The final instruction BRA (Branch Always) is necessary to restore the original contents of the PC register; it instructs the CPU to jump five instruction back.

The 65816 CPU

So far we discussed how to obtain registers from the 8-bit 6502 processor. The 16-bit 65816 processor has the common registers extended to 16-bits, plus it has some additional registers. The traces shown above were obtained on the 65816 CPU running in the 8-bit *Emulation Mode*, where the processor is behaving like the 8-bit 6502. (Emulation Mode is indicated by the “e” in the “sta” field of the trace. Mode information is available on an output pin of the processor.)

When the 65816 processor switches to the 16-bit *Native Mode*, the additional registers DBR (Data Bank Register), PBR (Program Bank Register, part of PC) and DH:DL (Direct (Page) Register) get activated. The traces above mark where these registers are exposed as well.
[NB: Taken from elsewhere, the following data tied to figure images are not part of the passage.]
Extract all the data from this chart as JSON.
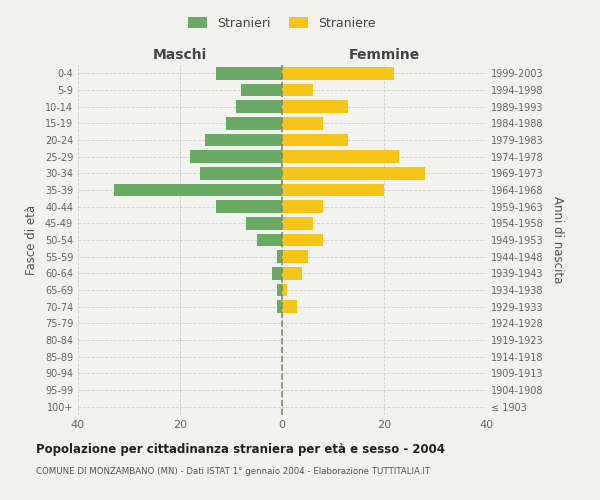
{
  "age_groups": [
    "100+",
    "95-99",
    "90-94",
    "85-89",
    "80-84",
    "75-79",
    "70-74",
    "65-69",
    "60-64",
    "55-59",
    "50-54",
    "45-49",
    "40-44",
    "35-39",
    "30-34",
    "25-29",
    "20-24",
    "15-19",
    "10-14",
    "5-9",
    "0-4"
  ],
  "birth_years": [
    "≤ 1903",
    "1904-1908",
    "1909-1913",
    "1914-1918",
    "1919-1923",
    "1924-1928",
    "1929-1933",
    "1934-1938",
    "1939-1943",
    "1944-1948",
    "1949-1953",
    "1954-1958",
    "1959-1963",
    "1964-1968",
    "1969-1973",
    "1974-1978",
    "1979-1983",
    "1984-1988",
    "1989-1993",
    "1994-1998",
    "1999-2003"
  ],
  "males": [
    0,
    0,
    0,
    0,
    0,
    0,
    1,
    1,
    2,
    1,
    5,
    7,
    13,
    33,
    16,
    18,
    15,
    11,
    9,
    8,
    13
  ],
  "females": [
    0,
    0,
    0,
    0,
    0,
    0,
    3,
    1,
    4,
    5,
    8,
    6,
    8,
    20,
    28,
    23,
    13,
    8,
    13,
    6,
    22
  ],
  "male_color": "#6aaa64",
  "female_color": "#f5c518",
  "background_color": "#f2f2f0",
  "grid_color": "#cccccc",
  "title": "Popolazione per cittadinanza straniera per età e sesso - 2004",
  "subtitle": "COMUNE DI MONZAMBANO (MN) - Dati ISTAT 1° gennaio 2004 - Elaborazione TUTTITALIA.IT",
  "left_label": "Maschi",
  "right_label": "Femmine",
  "ylabel_left": "Fasce di età",
  "ylabel_right": "Anni di nascita",
  "legend_stranieri": "Stranieri",
  "legend_straniere": "Straniere",
  "xlim": 40
}
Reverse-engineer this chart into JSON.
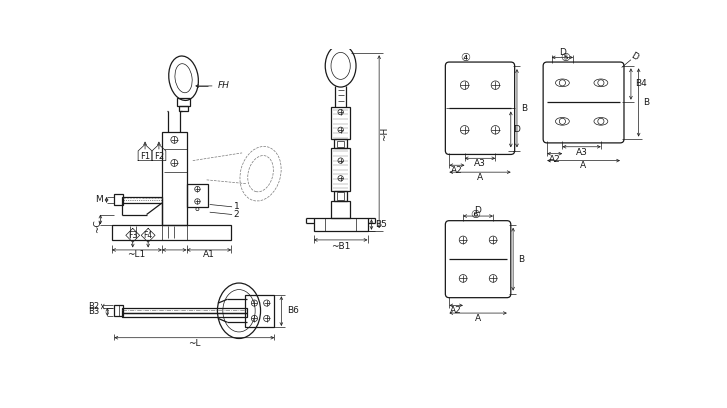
{
  "bg_color": "#ffffff",
  "lc": "#1a1a1a",
  "lw": 0.9,
  "lw_t": 0.5,
  "lw_d": 0.5,
  "lw_dash": 0.5,
  "fs": 6.5,
  "fs2": 8.0,
  "labels": {
    "FH": "FH",
    "F1": "F1",
    "F2": "F2",
    "F3": "F3",
    "F4": "F4",
    "M": "M",
    "C": "~C",
    "L1": "~L1",
    "A1": "A1",
    "H": "~H",
    "B1": "~B1",
    "B5": "B5",
    "B2": "B2",
    "B3": "B3",
    "B6": "B6",
    "L": "~L",
    "num3": "④",
    "num4": "⑤",
    "num5": "⑥",
    "A": "A",
    "A2": "A2",
    "A3": "A3",
    "B": "B",
    "B4": "B4",
    "D": "D",
    "n1": "1",
    "n2": "2"
  }
}
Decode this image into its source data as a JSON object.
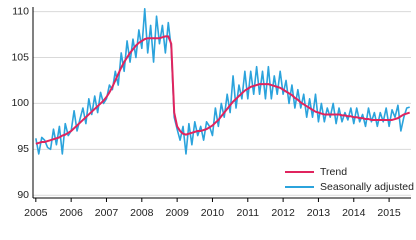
{
  "chart_data": {
    "type": "line",
    "x": [
      2005,
      2005.083,
      2005.167,
      2005.25,
      2005.333,
      2005.417,
      2005.5,
      2005.583,
      2005.667,
      2005.75,
      2005.833,
      2005.917,
      2006,
      2006.083,
      2006.167,
      2006.25,
      2006.333,
      2006.417,
      2006.5,
      2006.583,
      2006.667,
      2006.75,
      2006.833,
      2006.917,
      2007,
      2007.083,
      2007.167,
      2007.25,
      2007.333,
      2007.417,
      2007.5,
      2007.583,
      2007.667,
      2007.75,
      2007.833,
      2007.917,
      2008,
      2008.083,
      2008.167,
      2008.25,
      2008.333,
      2008.417,
      2008.5,
      2008.583,
      2008.667,
      2008.75,
      2008.833,
      2008.917,
      2009,
      2009.083,
      2009.167,
      2009.25,
      2009.333,
      2009.417,
      2009.5,
      2009.583,
      2009.667,
      2009.75,
      2009.833,
      2009.917,
      2010,
      2010.083,
      2010.167,
      2010.25,
      2010.333,
      2010.417,
      2010.5,
      2010.583,
      2010.667,
      2010.75,
      2010.833,
      2010.917,
      2011,
      2011.083,
      2011.167,
      2011.25,
      2011.333,
      2011.417,
      2011.5,
      2011.583,
      2011.667,
      2011.75,
      2011.833,
      2011.917,
      2012,
      2012.083,
      2012.167,
      2012.25,
      2012.333,
      2012.417,
      2012.5,
      2012.583,
      2012.667,
      2012.75,
      2012.833,
      2012.917,
      2013,
      2013.083,
      2013.167,
      2013.25,
      2013.333,
      2013.417,
      2013.5,
      2013.583,
      2013.667,
      2013.75,
      2013.833,
      2013.917,
      2014,
      2014.083,
      2014.167,
      2014.25,
      2014.333,
      2014.417,
      2014.5,
      2014.583,
      2014.667,
      2014.75,
      2014.833,
      2014.917,
      2015,
      2015.083,
      2015.167,
      2015.25,
      2015.333,
      2015.417,
      2015.5,
      2015.583
    ],
    "series": [
      {
        "name": "Seasonally adjusted",
        "color": "#2ba3dc",
        "values": [
          96.2,
          94.5,
          96.3,
          96.0,
          95.2,
          95.0,
          97.2,
          95.5,
          97.5,
          94.5,
          97.8,
          96.5,
          97.0,
          99.2,
          97.0,
          98.3,
          99.5,
          97.8,
          100.5,
          98.8,
          100.8,
          99.0,
          101.2,
          100.0,
          100.5,
          102.0,
          101.5,
          103.5,
          102.0,
          105.5,
          103.5,
          106.8,
          104.5,
          107.0,
          105.0,
          108.0,
          106.0,
          110.3,
          105.5,
          108.5,
          104.5,
          109.5,
          106.5,
          108.5,
          105.5,
          108.8,
          106.0,
          98.5,
          97.2,
          96.0,
          97.5,
          94.5,
          97.8,
          95.5,
          98.0,
          96.5,
          97.5,
          96.0,
          98.0,
          97.5,
          96.5,
          99.5,
          97.5,
          100.0,
          98.5,
          101.0,
          99.0,
          103.0,
          99.5,
          102.0,
          100.5,
          103.5,
          100.5,
          103.5,
          101.0,
          104.0,
          101.0,
          103.5,
          100.5,
          104.0,
          100.5,
          103.0,
          101.0,
          103.5,
          101.0,
          102.5,
          100.0,
          102.0,
          99.5,
          101.5,
          99.5,
          101.0,
          98.5,
          100.5,
          98.5,
          101.0,
          98.0,
          100.0,
          98.0,
          99.5,
          98.5,
          100.0,
          97.8,
          99.5,
          98.0,
          99.0,
          98.2,
          99.5,
          97.8,
          99.5,
          98.0,
          98.8,
          97.5,
          99.5,
          98.0,
          99.0,
          97.5,
          99.0,
          98.0,
          99.5,
          97.5,
          99.3,
          98.5,
          99.8,
          97.0,
          98.5,
          99.5,
          99.6
        ]
      },
      {
        "name": "Trend",
        "color": "#e0245e",
        "values": [
          95.6,
          95.7,
          95.8,
          95.8,
          95.9,
          96.0,
          96.1,
          96.2,
          96.3,
          96.5,
          96.6,
          96.8,
          97.0,
          97.3,
          97.6,
          97.9,
          98.2,
          98.5,
          98.8,
          99.1,
          99.4,
          99.7,
          100.0,
          100.3,
          100.7,
          101.2,
          101.8,
          102.5,
          103.2,
          103.9,
          104.5,
          105.0,
          105.5,
          105.9,
          106.3,
          106.6,
          106.8,
          107.0,
          107.1,
          107.1,
          107.1,
          107.1,
          107.1,
          107.2,
          107.3,
          107.3,
          106.5,
          99.0,
          97.5,
          97.0,
          96.7,
          96.6,
          96.7,
          96.8,
          96.9,
          97.0,
          97.0,
          97.1,
          97.2,
          97.4,
          97.6,
          97.9,
          98.2,
          98.6,
          99.0,
          99.4,
          99.8,
          100.2,
          100.5,
          100.8,
          101.1,
          101.4,
          101.6,
          101.8,
          101.9,
          102.0,
          102.1,
          102.1,
          102.1,
          102.1,
          102.0,
          101.9,
          101.8,
          101.7,
          101.5,
          101.3,
          101.1,
          100.9,
          100.6,
          100.4,
          100.1,
          99.9,
          99.7,
          99.5,
          99.3,
          99.1,
          99.0,
          98.9,
          98.8,
          98.8,
          98.8,
          98.8,
          98.8,
          98.8,
          98.7,
          98.7,
          98.6,
          98.6,
          98.5,
          98.5,
          98.4,
          98.4,
          98.3,
          98.3,
          98.2,
          98.2,
          98.2,
          98.2,
          98.2,
          98.2,
          98.2,
          98.2,
          98.3,
          98.4,
          98.6,
          98.8,
          98.9,
          99.0
        ]
      }
    ],
    "xlim": [
      2004.92,
      2015.62
    ],
    "xticks": [
      2005,
      2006,
      2007,
      2008,
      2009,
      2010,
      2011,
      2012,
      2013,
      2014,
      2015
    ],
    "ylim": [
      89.7,
      110.5
    ],
    "yticks": [
      90,
      95,
      100,
      105,
      110
    ],
    "grid": true,
    "legend": "lower right"
  }
}
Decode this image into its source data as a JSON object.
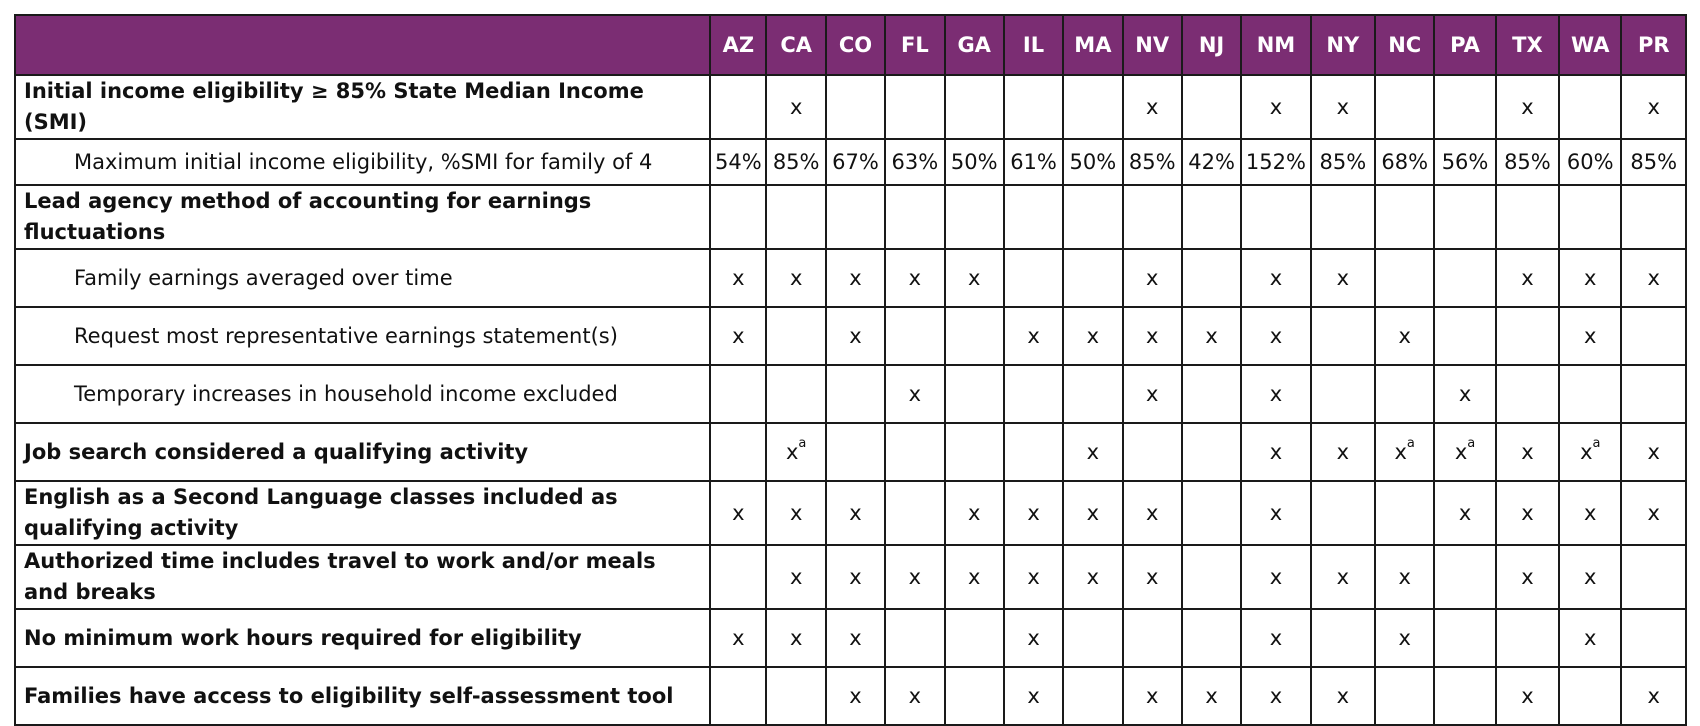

Then, depending if the new M and X flags in the CPU Flag Register are cleared, also the Accumulator and Index Registers X/Y are extended to 16-bits. The M-flag controls the width of the accumulator (A -> AH:AL) and of the memory accesses (in all LD and ST-type instructions), and the X-flag control the widths of registers X (XH:XL) and Y (YH:YL). These three important flags (Emulation or Native mode, M-flag, and X-flag) are available on CPU pins, therefore they are always visible in the trace buffer.

The screenshot below shows the trace of the sequence PHP-PLP-STA-STX-STY in case the 65816 CPU is in the 16-bit *Native Mode* and also the accumulator and index registers are switched to the 16-bit mode (i.e. M-flag=0, X-flag=0). (The BRA instruction is not shown for brevity, but it is also part of the forced sequence.) We can see that the execution of the STA, STX and STY opcodes gains one additional CPU cycle during which the upper parts of the A/X/Y registers are written to the memory (these writes are blocked in NORA), and exposed for the debugger. The contents of the new address registers PBR, DBR, and DH:DL is meanwhile also available on the address bus.

Integration

The complete register readout sequence is integrated in the script do-cpustep.py. This script dumps the 65xx CPU trace buffer and then executes a user-specified number of following instructions. Finally, the script executes the readout sequence in the background and prints the CPU register values. The forced readout sequence is not shown in the printed trace, of course.

The screenshot below shows the user interface when the command “./do-cpustep.py 3” (step for 3 instruction) is started on a Linux host PC connected with a USB cable to the X65 computer. The last line is the CPU register contents after the last instruction executed (and before “Upcoming”, which has *not* been executed yet, it is just the prediction of the debugger based on PC). Notice how the displayed contents of the A register ($03) in the last line corresponds to the LDA instruction (LDA #$03), and the contents of the SP register ($1e9) corresponds to the push-address in the first PHA instruction ($1ea = the SP is decremented AFTER pushing).

Conclusion

In embedded systems reading of processor registers via a JTAG connection from a host PC is the basic functionality that we take for granted. Using the “NORA” FPGA as the system controller in the X65 computer brings this functionality also to the world of 6502/65816 processors.

(This text is also posted as a log entry on hackaday, and in markdown format in the project git repository.)